Le document comprend, au recto, les coordonnées de l’expéditeur et du destinataire, ainsi que le message lui-même limité à 25 mots et à des « nouvelles de caractère strictement personnel et familial ». Parti le 9 janvier 1943, il est reçu le 16 février.
La réponse, du même format, figure au verso.

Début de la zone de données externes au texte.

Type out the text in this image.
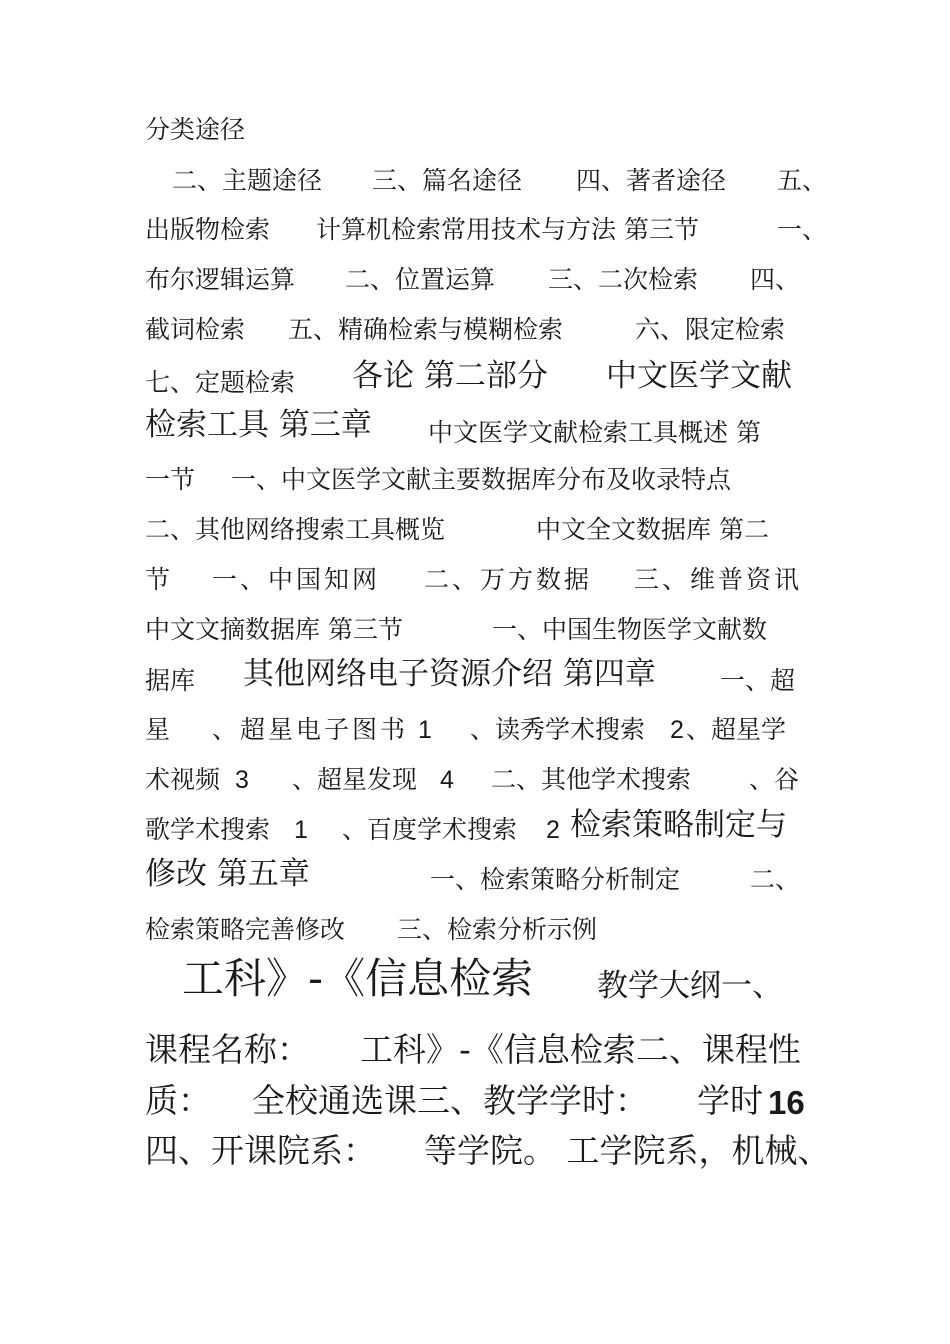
分类途径
二、主题途径 三、篇名途径 四、著者途径 五、
出版物检索 计算机检索常用技术与方法 第三节	一、
布尔逻辑运算 二、位置运算 三、二次检索 四、
截词检索 五、精确检索与模糊检索	六、限定检索
七、定题检索 各论 第二部分 中文医学文献
检索工具 第三章 中文医学文献检索工具概述 第
一节 一、中文医学文献主要数据库分布及收录特点
二、其他网络搜索工具概览	中文全文数据库 第二
节 一、中国知网 二、万方数据 三、维普资讯
中文文摘数据库 第三节	一、中国生物医学文献数
据库 其他网络电子资源介绍 第四章	一、超
星 、超星电子图书 1 、读秀学术搜索 2 、超星学
术视频 3 、超星发现 4 二、其他学术搜索 、谷
歌学术搜索 1 、百度学术搜索 2 检索策略制定与
修改 第五章	一、检索策略分析制定	二、
检索策略完善修改 三、检索分析示例
工科》-《信息检索 教学大纲一、
课程名称： 工科》-《信息检索二、课程性
质： 全校通选课三、教学学时： 学时 16
四、开课院系： 等学院。 工学院系，机械、
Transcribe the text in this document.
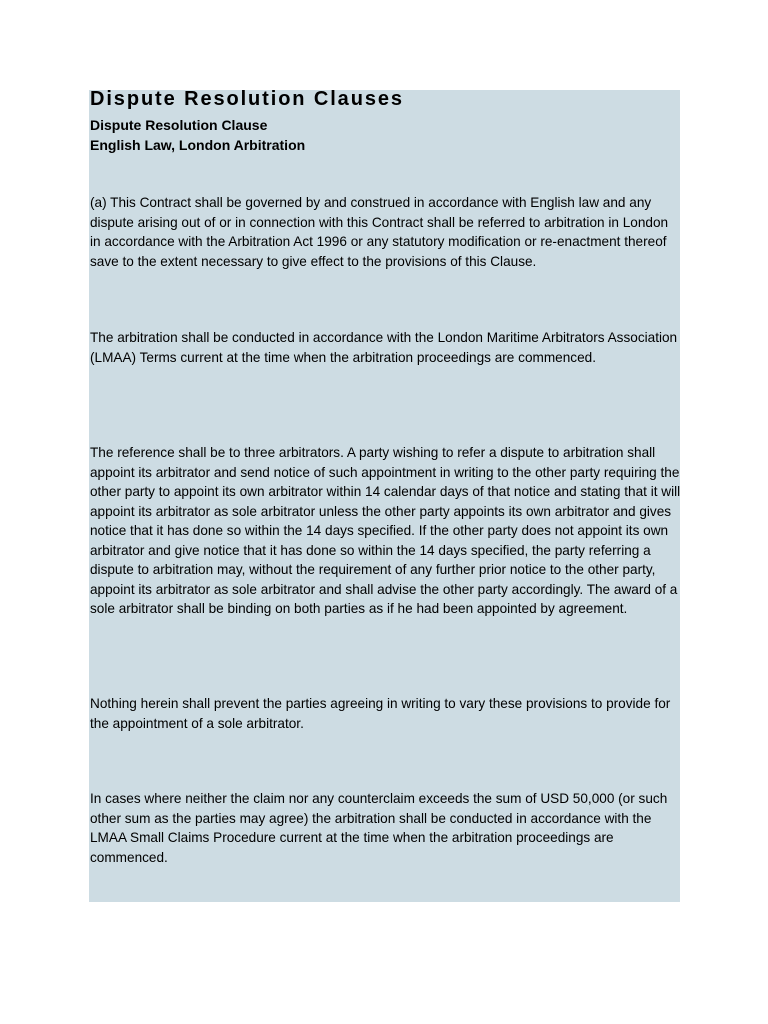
Dispute Resolution Clauses

Dispute Resolution Clause

English Law, London Arbitration

(a) This Contract shall be governed by and construed in accordance with English law and any dispute arising out of or in connection with this Contract shall be referred to arbitration in London in accordance with the Arbitration Act 1996 or any statutory modification or re-enactment thereof save to the extent necessary to give effect to the provisions of this Clause.

The arbitration shall be conducted in accordance with the London Maritime Arbitrators Association (LMAA) Terms current at the time when the arbitration proceedings are commenced.

The reference shall be to three arbitrators. A party wishing to refer a dispute to arbitration shall appoint its arbitrator and send notice of such appointment in writing to the other party requiring the other party to appoint its own arbitrator within 14 calendar days of that notice and stating that it will appoint its arbitrator as sole arbitrator unless the other party appoints its own arbitrator and gives notice that it has done so within the 14 days specified. If the other party does not appoint its own arbitrator and give notice that it has done so within the 14 days specified, the party referring a dispute to arbitration may, without the requirement of any further prior notice to the other party, appoint its arbitrator as sole arbitrator and shall advise the other party accordingly. The award of a sole arbitrator shall be binding on both parties as if he had been appointed by agreement.

Nothing herein shall prevent the parties agreeing in writing to vary these provisions to provide for the appointment of a sole arbitrator.

In cases where neither the claim nor any counterclaim exceeds the sum of USD 50,000 (or such other sum as the parties may agree) the arbitration shall be conducted in accordance with the LMAA Small Claims Procedure current at the time when the arbitration proceedings are commenced.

L’engagement dans la France Libre impliquait très souvent des poursuites judiciaires par contumace à l’encontre de celui qui avait fait le choix de la « dissidence » par rapport aux autorités françaises de Bordeaux puis de Vichy. Parallèlement à ces poursuites, le volontaire pouvait craindre que les autorités ou l’occupant exercent des représailles aux dépens de leurs proches restés en France, ce qui explique l’usage fréquent de pseudonymes au moment de la signature de l’acte d’engagement.
Côté français, ces représailles pouvaient passer, en particulier, par le non versement d’un traitement ou d’une pension. Le cas d’Ange Heurtel, présenté comme un « mobilisé dont on est sans nouvelles » à la date du 6 février 1941, constitue un contre-exemple.